A History of Family, a History of the Self

Chapter one develops the history of the western family along with shifting objectives behind why people have married. He sums up this development when he writes,

The history of the family has followed a broad progression the last six hundred years: its objective has shifted from property and power mergers, to labor, and then to love. These changes follow the evolution of cultural currents impacted by the Enlightenment, currents that changed us from premodern to modern to late-modern people. Divorce, then, is the tragic underbelly of the liberation of marriage and family from being centered on land or labor to being centered on love. But now, standing in late modernity, we find ourselves with a problem, a problem much like the effects of modernity on scientific discovery or technological advance. It is the problem of risk. Scientifically and technologically, this means we can split the atom, but in doing so can destroy the world. We can construct effective power plants, but they pollute the planet. Similarly, marriage and family are free from the bondage of a harsh earlier world, but free for what? Making family about love heightened the significance of the person (the self), but it left us with a dangerous risk. When marriage is about love between persons, and nothing more, what remains when love is doubted or destroyed? . . . then who are [the children] once the love that created them and their primary community is gone? (4–5).

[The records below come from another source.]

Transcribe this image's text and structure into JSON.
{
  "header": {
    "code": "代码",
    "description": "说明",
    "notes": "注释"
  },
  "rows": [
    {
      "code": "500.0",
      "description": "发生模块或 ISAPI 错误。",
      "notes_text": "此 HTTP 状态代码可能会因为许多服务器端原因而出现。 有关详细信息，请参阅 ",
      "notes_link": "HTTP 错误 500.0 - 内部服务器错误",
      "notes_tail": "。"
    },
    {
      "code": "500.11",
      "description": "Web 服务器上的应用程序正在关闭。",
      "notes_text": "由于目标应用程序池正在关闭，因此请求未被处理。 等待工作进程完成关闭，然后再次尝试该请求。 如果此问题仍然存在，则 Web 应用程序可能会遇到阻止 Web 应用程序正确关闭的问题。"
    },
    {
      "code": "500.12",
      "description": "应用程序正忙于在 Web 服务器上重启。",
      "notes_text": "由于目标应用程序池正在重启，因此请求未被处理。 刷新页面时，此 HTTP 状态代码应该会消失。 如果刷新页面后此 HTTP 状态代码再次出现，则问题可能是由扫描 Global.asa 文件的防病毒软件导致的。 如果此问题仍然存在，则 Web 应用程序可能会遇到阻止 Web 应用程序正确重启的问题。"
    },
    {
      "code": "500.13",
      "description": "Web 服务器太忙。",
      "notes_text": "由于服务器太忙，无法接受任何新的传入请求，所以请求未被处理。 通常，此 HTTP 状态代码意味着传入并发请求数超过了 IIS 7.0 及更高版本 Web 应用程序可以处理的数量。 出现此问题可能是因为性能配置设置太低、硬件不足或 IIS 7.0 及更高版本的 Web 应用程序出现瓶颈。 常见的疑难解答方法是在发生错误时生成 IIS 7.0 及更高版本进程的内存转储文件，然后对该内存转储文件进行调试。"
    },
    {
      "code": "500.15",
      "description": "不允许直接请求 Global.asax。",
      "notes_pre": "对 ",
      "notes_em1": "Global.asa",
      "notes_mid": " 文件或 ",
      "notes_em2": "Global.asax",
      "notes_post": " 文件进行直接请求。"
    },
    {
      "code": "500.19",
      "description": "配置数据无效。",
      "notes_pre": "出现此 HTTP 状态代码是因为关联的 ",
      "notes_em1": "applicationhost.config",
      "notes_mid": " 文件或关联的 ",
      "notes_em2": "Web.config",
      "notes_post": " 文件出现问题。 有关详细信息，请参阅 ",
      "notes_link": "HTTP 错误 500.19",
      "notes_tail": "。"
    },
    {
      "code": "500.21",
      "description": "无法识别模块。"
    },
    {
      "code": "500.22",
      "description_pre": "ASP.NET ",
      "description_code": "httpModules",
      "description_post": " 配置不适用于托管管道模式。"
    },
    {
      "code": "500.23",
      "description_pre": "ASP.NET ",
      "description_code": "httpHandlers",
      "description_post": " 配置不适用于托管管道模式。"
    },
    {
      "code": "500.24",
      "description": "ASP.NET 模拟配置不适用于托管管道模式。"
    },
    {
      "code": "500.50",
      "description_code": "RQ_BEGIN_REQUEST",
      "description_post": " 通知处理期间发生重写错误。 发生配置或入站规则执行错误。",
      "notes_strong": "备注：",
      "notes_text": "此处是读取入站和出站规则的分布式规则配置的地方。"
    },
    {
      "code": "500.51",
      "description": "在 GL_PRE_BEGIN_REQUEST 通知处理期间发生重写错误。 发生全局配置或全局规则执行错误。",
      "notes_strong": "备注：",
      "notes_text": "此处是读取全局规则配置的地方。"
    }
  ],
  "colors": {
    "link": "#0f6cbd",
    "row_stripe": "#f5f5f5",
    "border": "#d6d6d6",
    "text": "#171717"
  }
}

As love became more individualized, subjective, and about self-fulfillment, “the step out of marriage into divorce was then increasingly inevitable” (22). While objectives for marriage such as mergers or labor cemented the child’s existence in the family’s tradition or function, these things were much more difficult to discard or destroy. Families formed out of mergers or labor needed the father-mother-child community to survive and succeed, and it took monumental shifts or changes to take away the security the family provided for the child.

But for the children of the late-twentieth-century love union, all it took to destroy a marriage was a change in Mom and Dad’s individual, subjective feelings. Here, then, is the conflict that we have yet to solve: what do you do when the self-fulfillment of mother and father requires the dissolving of a marriage, but the security and self-fulfillment of the child depends upon its continuation? (23)

Marriage, Divorce, and Ontology

This opening chapter sets the stage for chapters two and three where Root interacts with Giddens’s Social Theory and Heidegger’s Dasein (German—being there). Root concludes, “My being, as we have seen with the examples above, is contingent on the being of others.” In other words, “In confronting the question of my identity, I am also confronting the question of the identity of others . . . To be is to be with” (64). That is to say, a child is only with the parents. Gidden and Heidegger lead Root to assert,

that divorce in this detraditionalized late modernity may have a deep ontological impact that is often overlooked . . . divorce confronts the core of the young person’s humanity, for it affects his or her being and acting in the social world (64).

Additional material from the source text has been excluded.